In Coming Apart, Murray styles himself a biblical prophet, foreseeing doom as a consequence of broken covenants while holding out a modicum of hope if the elites assume their responsibility to lead the nation back to core values through education and continued reform of welfare and entitlement programs; and if they avoid adopting the failing European model of government-subsidized lives of leisure or allowing the hollowing-out of elite America through imitation of the disintegrated value system of the working class.  Murray disavows economic solutions such as income redistribution, higher taxation of the elites, and entitlement programs, which, he says, disincentivize the elites and make the working class increasingly dependent.  Instead, he turns to an inchoate vision of re-educating the American public as to what is essential for success in life, both personally and nationally.  On the one hand, Murray decries the lack of judgmentalism by elites toward the working class: Elites, he thinks, are particularly suited to serve as the moral conscience of the nation, since they have achieved the winning formula for success in life; the problem is that they have abdicated their duty of advocacy, preferring the more politically correct noncommittal positions of ecumenism and intellectual pluralism.  At the same time, however, Murray is an avowed libertarian, believing in the art of moral suasion but not in government-regulated social fixes.

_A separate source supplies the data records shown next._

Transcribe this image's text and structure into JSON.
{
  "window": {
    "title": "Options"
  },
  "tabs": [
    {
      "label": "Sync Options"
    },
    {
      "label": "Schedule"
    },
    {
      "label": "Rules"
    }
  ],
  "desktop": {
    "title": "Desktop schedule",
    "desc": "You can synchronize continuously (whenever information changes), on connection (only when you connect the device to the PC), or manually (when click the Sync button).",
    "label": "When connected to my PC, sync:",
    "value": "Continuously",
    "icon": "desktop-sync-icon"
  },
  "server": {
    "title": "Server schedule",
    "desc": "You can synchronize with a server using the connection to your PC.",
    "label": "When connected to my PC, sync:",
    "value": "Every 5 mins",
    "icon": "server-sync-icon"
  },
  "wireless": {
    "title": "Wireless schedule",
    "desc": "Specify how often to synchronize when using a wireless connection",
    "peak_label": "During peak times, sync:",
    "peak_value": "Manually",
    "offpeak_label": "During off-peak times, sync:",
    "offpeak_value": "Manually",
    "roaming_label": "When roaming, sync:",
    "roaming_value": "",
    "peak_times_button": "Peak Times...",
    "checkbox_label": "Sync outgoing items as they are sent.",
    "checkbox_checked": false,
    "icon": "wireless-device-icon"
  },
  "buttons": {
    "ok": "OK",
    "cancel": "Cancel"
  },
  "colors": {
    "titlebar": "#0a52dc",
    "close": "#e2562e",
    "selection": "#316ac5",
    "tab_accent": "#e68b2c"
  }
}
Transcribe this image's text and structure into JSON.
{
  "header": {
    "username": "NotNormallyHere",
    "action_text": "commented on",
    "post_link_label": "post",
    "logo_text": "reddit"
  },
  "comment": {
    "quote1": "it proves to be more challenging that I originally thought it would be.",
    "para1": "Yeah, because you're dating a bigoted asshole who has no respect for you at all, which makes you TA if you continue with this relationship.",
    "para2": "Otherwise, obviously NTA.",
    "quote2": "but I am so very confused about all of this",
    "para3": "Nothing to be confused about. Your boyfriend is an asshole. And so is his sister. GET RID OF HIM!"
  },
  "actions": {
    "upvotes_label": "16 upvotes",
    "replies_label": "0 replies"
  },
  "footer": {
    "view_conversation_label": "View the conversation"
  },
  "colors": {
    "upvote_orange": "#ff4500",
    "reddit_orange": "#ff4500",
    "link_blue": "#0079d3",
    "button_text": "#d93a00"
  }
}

I share Murray’s concern about the integrity of the core values of marriage, honesty, industriousness, and religiosity, while affirming our belief in a country that separates Church and State and upholds individual liberty.  However, I would recommend a different solution from Murray’s to the question of how best to confront the challenges facing America and our growing class divisions.  I believe there should be a return of the draft, not just for military service but for national service. 

A draft, first of all, would allow the intermingling of classes during the most formative years of emerging adulthood.  Being part of a national work force would forge a new national allegiance and foster proud camaraderie.  Second, induction into a military or national service program would not only create opportunity to repair our nation’s aging physical infrastructure but allow us to teach a new generation discipline, cooperation, industriousness, work skills, and social awareness.  Third, conscripted young adults would be able to earn money to pay for furthering their education through an updated version of the GI Bill.  Students who have spent two years after high school working for the common weal of the nation would enter college more mature, self-reliant, and hardworking, eager to succeed at their studies and begin their lives.  

Finally, such a program would create an opportunity for discovery and self-discovery for the most talented Americans, especially those who would emerge from the lower classes to which they were born.  While the elites would understandably resist being forced into such a program, since in their minds they already possess the benefits described above, it would be essential for compulsory conscription to be universal if the program’s goals are to be attained.

There are still other arguments that can and should be made in favor of universal, mandatory conscription of America’s youth to meet the increasing challenges that face not only white America but African-American, Latino, and other ethnic minorities.  If such an approach is  ever adopted, Memorial Day, like the Fourth of July, will regain its national significance as a day that celebrates and memorializes loyalty, sacrifice, and honor, as displayed by every citizen who will be a builder of a better America.

Benjamin J. Samuels is Rabbi of Congregation Congregation Shaarei Tefillah in Newton, Massachusetts.